Sorumlu Bağımsız Denetçi

Günümüzde dostluklar, arkadaşlıklar ne yazık ki çoğunlukla çıkar ilişkilerine dayalı hale geldi. Her şey o denli yapay oldu ki, insanların birbirlerine karşı tutum ve davranışları etkilenir oldu bu durumdan. Küçücük çıkarlar için sonlandırılan ilişkiler, riyakar, yapmacık davranışlar ve ihanetler, küsmeler, darılmalar, vefasızlıklar…

Oysa ' Sevilen, güvenilen, yakın arkadaş, gönüldaş, iyi görüşülen kimse, düşman karşıtı, yoldaş, ayakdaş, hempa ' vb. gibi ne güzel söylemler vardır dostluk ve arkadaşlık üzerine eskilerden günümüze kadar gelen. İşte birkaç örnek;

Peygamberimiz Hz.
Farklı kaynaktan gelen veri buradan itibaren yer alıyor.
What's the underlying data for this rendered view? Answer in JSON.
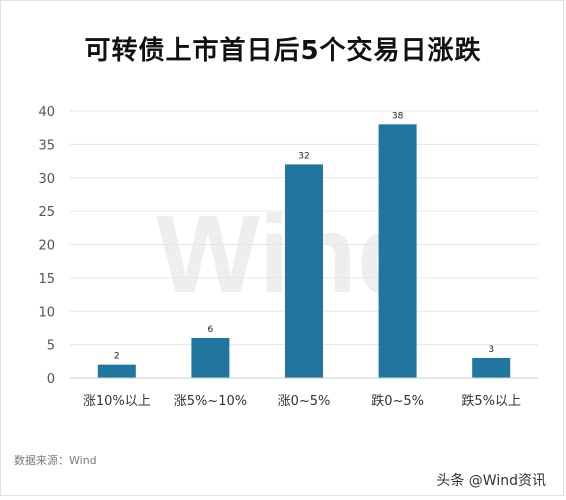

Muhammed dostluk hakkında,

' Dostunu severken ölçülü sev. Belki bir gün düşmanın olabilir. Dargın olduğun zaman da ölçülü ol ki bir gün dost olursun. Sonra da yaptığına pişman olursun.' derken bize ölçülü olmayı, her önümüze geleni, her selam vereni dost bellememeyi öğütlemektedir.

Mevlana Celaleddin-i Rumi yakın dostu Şems için;

" Onun ışığı vurmazdan önce ölü bir nakıştım sadece taş duvarlarınızda. O, elindeki yay ile vurmazdan önce tellerime; hep aynı nameyi çalıp söyleyen, kendi sesine yabancı bir kuru rebaptım. ben onun avucunda bağlar, bahçeler ağaçlar görür; deryalar gibi geniş, deryalar kadar berrak sular görürüm. Onun avucunda çıkan ağaçların gölgesinde dinlenirim. Lakin siz bunların hiçbirini göremezsiniz." derken, yakın ve candan bir dostun yaşamına ne denli renk ve anlam kattığını ifade etmektedir.

Hz. Ali dostluk hakkında;

' Garip insan, hiç dostu olmayandır.'

diyerek dostu olmayanın yalnızlığa mahkum ve kimsesiz olduğunu anlatmaktadır bizlere ve

'Sadık arkadaşlar bulun ve onların arasında yaşayın. Dürüst ve samimi arkadaşlar, darlıkta yardımcı, genişlikte süs ve ziynettir..' diyerek te sağlam ve güvenilir dostluklar tesis etmeyi önermektedir.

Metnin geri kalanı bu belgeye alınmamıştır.